Armoured Cars - The M20 Utility Car & Sdkfz 222

This week I have a couple of Armoured Cars for my WWII Normandy games using Chain of Command. Both models were purchased from Skytrex and will compliment my existing forces nicely. The castings on these are pretty good and there was very little flash to be removed (more on the angular surfaces of the 222 than on the M20). I have left specific unit markings off these vehicles but included things like national symbols, number plates and names. 


The M20 Armored Utility Car, was a companion vehicle to the M8 Greyhound and was mechanically identical apart from the fact that the Greyhound had a turret while the M20 had a box-like open-topped superstructure and a ring mounting for a 0.50-in machine gun.

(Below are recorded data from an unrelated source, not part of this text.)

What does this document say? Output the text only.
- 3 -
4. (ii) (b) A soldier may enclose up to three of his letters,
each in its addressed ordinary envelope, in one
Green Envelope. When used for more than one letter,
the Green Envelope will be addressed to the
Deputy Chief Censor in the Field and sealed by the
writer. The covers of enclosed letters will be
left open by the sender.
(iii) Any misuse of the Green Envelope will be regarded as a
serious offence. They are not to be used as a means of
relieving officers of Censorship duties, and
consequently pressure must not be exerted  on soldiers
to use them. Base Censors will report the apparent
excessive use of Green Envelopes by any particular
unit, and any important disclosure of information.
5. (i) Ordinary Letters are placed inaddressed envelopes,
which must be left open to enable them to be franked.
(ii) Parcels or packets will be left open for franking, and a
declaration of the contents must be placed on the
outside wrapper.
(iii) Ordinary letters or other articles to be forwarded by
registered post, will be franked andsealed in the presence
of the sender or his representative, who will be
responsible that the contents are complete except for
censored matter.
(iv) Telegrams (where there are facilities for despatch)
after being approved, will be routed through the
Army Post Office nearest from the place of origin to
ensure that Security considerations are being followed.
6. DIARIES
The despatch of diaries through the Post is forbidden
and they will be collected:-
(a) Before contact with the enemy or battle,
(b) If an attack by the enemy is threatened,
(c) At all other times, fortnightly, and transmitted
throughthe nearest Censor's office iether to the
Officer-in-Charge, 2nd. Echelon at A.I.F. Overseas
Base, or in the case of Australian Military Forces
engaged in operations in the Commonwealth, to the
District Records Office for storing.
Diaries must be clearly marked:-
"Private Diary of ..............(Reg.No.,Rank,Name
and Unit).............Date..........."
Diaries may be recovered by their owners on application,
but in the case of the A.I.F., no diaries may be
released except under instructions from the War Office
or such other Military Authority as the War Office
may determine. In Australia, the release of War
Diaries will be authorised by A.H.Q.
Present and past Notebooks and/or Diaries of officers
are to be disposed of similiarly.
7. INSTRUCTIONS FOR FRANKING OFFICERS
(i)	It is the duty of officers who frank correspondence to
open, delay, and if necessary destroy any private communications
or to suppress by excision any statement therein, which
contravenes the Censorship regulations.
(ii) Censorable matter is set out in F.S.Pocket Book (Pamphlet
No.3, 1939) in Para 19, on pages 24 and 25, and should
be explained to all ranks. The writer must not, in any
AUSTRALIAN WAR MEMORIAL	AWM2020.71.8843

The vehicle was designed by Ford with a prototype being build in 1942. This was a six-wheeled, six-wheel-drive vehicle with a rear-mounted 110hp six-cylinder engine. 

Over eight and a half thousand M8's were produced with 3791 M20's entering service and built by Ford during its two-year production run between 1943 and 1944. It had a top speed of 55mph and its 56-gallon fuel tank gave it an operational range of 350 miles. Inside it had bench seats for four soldiers with space for weapons and ammunition, although it was often used as a command and control vehicle rather than for troop transport. 

Both versions of this vehicle had excellent cross country capabilities but are described as difficult to reverse and vulnerable to mines due to its thin floor armour. None the less it was an excellent reconnaissance vehicle because of its speed and modest weight which meant it could cross even the weakest of bridges. 

Next, we have the Sdkfz 222 or Leichter Panzerspähwagen. Built between 1935 and 1944 this machine had a long life for an active service vehicle. The 222 is actually the second of two armoured cars designated as Light Reconnesance vehicles. The earlier 221 has a slightly shorter wheelbase and while if performed well on roads its cross country ability left a lot to be desired. The 222 was built from scratch so had little mechanical relationship to the earlier vehicle. Because it was longer the chassis had to be strengthed both to accommodate the additional weight of armour but also the fact it carried heavier weapons than its predecessor. 

The Rear-mounted petrol engine could run on a variety of grades of fuel and later versions could achieve 50mph road speeds with an operational range of about 300 miles. It was armed with a 2cm KwK 30 L/55 autocannon and (from 1938) Maschinengewehr 34 machine gun. In 1942 the KwK 30 was replaced by the faster firing KwK 38 of the same calibre giving it more punch. 




I have some more vehicles to work on over the next few days, again purchases from Skytrex and suitable for use with my 15mm Chain of Command forces.